プロローグ
ミハイル・フルシチョフは大ロシア主義者だ。
正確に言えば、彼の一族は皆そうだ。だが彼はそんな一族の中で鼻つまみ者だった。
「祖国に巣くう無能は死すべし」
彼は、常にそう思い信じていた。
だが、これだけだったら一族の者たちから疎まれることもなかっただろう。似たような者が過去に存在した例はいくつもある。
だが彼は疎まれた。恐れられたと言ってもいいかもしれない。
理由は、彼が天才だったからだ。そして、同時に高い求心力も持ち合わせていた。
それゆえに、彼は一族のことなど気にも留めなかった。
そして、彼は自らの思想に同調する者達を集め祖国に有害な人間・組織・国家を駆逐するために世界を駆けずりまわる。
はずだった。
気がついたら転生していた。
自分でもよくわからんが、気がついたら転生していた。人体を改造できる能力とともに、1895年のロシア帝国のロマノフさん家に。
初めは信じなかった。「自分の夢想もここまできたのか」などと考え、現実逃避していた。が、五年もたてば、さすがにこの世界が現実であるということが嫌でもわかる。
そしてぶちギレた。無能な皇帝や貴族どもにたいして。一体、こいつらの頭の中には何が詰まっているのか、解剖して調べてみたくなるほどの無能っぷりである。

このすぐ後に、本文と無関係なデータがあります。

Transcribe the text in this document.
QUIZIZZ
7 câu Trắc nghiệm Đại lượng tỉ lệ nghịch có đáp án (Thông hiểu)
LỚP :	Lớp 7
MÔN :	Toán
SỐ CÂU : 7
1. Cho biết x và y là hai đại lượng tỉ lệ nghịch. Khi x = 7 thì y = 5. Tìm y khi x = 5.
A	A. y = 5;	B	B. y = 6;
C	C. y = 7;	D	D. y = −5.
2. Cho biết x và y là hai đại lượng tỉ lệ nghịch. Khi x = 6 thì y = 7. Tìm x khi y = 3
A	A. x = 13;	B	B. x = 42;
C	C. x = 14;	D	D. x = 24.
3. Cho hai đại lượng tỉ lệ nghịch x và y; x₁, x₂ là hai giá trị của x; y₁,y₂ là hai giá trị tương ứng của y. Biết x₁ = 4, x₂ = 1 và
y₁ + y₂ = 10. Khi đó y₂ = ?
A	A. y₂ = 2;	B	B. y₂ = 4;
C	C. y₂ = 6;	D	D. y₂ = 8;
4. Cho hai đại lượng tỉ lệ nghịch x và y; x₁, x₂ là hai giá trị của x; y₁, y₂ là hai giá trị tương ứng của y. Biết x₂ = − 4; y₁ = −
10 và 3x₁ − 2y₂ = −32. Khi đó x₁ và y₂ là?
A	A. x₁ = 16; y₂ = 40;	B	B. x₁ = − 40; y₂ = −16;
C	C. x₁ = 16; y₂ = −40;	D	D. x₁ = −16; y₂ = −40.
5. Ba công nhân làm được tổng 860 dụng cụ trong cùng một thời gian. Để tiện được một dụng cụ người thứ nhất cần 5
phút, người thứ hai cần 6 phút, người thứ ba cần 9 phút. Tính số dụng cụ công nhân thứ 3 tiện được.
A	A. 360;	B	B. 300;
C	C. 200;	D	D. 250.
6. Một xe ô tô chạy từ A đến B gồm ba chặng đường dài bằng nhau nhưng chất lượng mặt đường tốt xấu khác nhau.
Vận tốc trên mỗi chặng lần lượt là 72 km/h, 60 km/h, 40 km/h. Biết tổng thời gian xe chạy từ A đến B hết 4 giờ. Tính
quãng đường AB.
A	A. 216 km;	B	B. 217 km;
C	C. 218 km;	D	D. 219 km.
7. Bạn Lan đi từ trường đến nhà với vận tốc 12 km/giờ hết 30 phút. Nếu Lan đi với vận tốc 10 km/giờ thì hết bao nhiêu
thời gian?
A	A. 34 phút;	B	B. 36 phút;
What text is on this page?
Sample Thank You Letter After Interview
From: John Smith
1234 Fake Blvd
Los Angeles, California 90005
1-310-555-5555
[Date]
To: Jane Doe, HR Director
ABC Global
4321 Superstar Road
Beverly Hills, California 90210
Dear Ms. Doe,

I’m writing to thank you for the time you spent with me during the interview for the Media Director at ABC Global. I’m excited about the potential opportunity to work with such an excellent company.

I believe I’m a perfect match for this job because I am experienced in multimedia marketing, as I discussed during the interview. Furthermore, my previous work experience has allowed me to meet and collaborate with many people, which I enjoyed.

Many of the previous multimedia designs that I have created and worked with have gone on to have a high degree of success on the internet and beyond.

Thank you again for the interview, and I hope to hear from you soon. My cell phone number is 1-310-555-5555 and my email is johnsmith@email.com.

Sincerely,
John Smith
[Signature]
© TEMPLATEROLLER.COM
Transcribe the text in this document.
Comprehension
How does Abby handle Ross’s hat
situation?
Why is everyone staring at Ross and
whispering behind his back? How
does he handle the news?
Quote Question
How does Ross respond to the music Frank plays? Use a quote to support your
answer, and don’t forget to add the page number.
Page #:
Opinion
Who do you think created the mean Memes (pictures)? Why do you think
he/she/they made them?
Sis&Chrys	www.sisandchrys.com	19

それはさておき、転生してから10年、粛清してから2年の月日が流れた。適当な人間をサクッと洗脳(よくわからん能力使って)して、アホ(皇帝)と間抜け(貴族)を追放or処刑して、祖国ロシアは改革の真っ只中。
イヴァン3世こと私ミハイル・フルシチョフは溢れ出す書類に人生を食い潰されております。